# marine toilet leak



## bizkit (Mar 10, 2011)

laika ecovip 10.1. hi everyone,im having a problem with a leak from the drain sluice on the botom of my marine style toilet tank.The sluice opens and closes positively and i have squirted water into the tank from the toilet with a hose incase there is something(yuk!)breaching the seal.It just appears the seal no longer holds back the waste and needs changing.Does anyone have any experience of doing this job including sourcing parts and costs or is it a bit beyond diy and a job for southdowns ? thanks.


----------



## snailsontour (May 1, 2005)

Assuming it is empty try removing the valve and seeing if anything is causing the problem - chalk deposits, paper, etc. If it needs spares/replacements then try CAK Tanks, or failing that Southdowns.
Bob


----------



## PAT4NEIL (Jul 21, 2007)

I had exactly the same problem a few years ago with our laika.

I eventually replaced the item , it simply unscrews.

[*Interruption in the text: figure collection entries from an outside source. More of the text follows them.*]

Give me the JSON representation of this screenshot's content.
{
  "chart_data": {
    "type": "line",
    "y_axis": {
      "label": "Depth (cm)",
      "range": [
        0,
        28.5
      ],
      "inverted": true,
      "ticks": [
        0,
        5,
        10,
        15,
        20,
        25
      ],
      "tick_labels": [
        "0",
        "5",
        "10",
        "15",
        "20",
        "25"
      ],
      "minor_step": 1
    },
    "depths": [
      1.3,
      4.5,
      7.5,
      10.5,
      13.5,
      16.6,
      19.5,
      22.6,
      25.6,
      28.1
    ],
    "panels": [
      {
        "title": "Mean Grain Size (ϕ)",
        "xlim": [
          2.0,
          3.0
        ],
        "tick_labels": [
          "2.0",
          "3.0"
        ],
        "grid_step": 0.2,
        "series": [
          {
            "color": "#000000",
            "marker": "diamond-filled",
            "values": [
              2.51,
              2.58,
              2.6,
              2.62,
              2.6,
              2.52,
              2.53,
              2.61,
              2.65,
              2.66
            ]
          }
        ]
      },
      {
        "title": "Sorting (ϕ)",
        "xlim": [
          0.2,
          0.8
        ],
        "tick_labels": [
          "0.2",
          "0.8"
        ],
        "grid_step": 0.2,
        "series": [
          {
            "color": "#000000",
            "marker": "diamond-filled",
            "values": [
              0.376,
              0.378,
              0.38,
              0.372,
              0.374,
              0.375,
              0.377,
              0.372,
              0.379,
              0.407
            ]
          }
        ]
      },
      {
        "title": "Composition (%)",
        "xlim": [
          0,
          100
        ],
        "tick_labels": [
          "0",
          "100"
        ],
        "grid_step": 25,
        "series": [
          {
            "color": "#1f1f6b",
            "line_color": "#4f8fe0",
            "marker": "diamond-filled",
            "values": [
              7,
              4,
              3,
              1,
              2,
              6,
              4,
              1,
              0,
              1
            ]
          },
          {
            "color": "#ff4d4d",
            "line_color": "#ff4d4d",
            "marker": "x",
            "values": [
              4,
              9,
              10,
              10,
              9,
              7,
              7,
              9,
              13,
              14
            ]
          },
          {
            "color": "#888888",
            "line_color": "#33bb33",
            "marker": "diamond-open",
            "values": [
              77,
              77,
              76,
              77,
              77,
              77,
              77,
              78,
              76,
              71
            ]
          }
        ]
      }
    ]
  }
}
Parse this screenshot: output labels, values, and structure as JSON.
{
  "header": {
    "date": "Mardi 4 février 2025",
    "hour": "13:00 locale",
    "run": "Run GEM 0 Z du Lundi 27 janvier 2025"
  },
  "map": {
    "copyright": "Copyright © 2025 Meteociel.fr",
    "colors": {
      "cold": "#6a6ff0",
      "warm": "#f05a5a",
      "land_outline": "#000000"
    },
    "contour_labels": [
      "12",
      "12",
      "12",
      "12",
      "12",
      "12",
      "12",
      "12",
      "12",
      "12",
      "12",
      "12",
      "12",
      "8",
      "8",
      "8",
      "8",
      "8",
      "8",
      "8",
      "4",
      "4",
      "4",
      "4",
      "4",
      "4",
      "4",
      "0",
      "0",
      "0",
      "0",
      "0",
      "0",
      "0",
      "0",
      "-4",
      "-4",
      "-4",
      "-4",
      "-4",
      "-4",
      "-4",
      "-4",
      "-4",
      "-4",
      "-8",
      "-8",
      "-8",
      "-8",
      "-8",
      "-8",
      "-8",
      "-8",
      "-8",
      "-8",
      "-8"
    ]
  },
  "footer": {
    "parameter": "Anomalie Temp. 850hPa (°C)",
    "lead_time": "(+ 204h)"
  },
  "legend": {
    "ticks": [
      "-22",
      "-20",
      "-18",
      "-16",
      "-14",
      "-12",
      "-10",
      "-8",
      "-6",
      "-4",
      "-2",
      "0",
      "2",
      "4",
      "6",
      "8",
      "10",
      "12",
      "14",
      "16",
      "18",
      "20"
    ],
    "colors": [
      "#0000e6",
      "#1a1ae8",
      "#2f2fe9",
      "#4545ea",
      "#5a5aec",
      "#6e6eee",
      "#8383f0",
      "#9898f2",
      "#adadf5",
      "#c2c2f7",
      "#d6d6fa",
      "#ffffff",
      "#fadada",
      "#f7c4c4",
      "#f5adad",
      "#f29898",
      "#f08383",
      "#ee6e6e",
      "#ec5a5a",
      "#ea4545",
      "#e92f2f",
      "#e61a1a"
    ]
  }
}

However, getting parts from Southdowns is an adventure in itself

I would start trying to identify a suitable replacement with CAK first 

Good luck and keep your mouth tightly closed when un screwing it

Neil


----------



## bizkit (Mar 10, 2011)

thanks,i have now dismantled everything to get to the problem and have discovered that the leak is above the gate valve where it joins the waste tank.i removed the gate valve and re sealed and tightened the join where it was loose.after i put it all back together and tested it it now leaks from the gate valve where i have disturbed it  .anybody know if the seals are compatible with thetford ones or have i got to go to a marine shop or southdowns,?ta.


----------



## bizkit (Mar 10, 2011)

i managed to get a couple of seals from CAK,all fitted and sorted now,thanks.


----------



## Adewatson (Sep 2, 2011)

Hi, I too seem to have slight leaks from my marine toilet. Are you able to provide the part numbers you ordered from CAK? Thanks in advance. Adrian


----------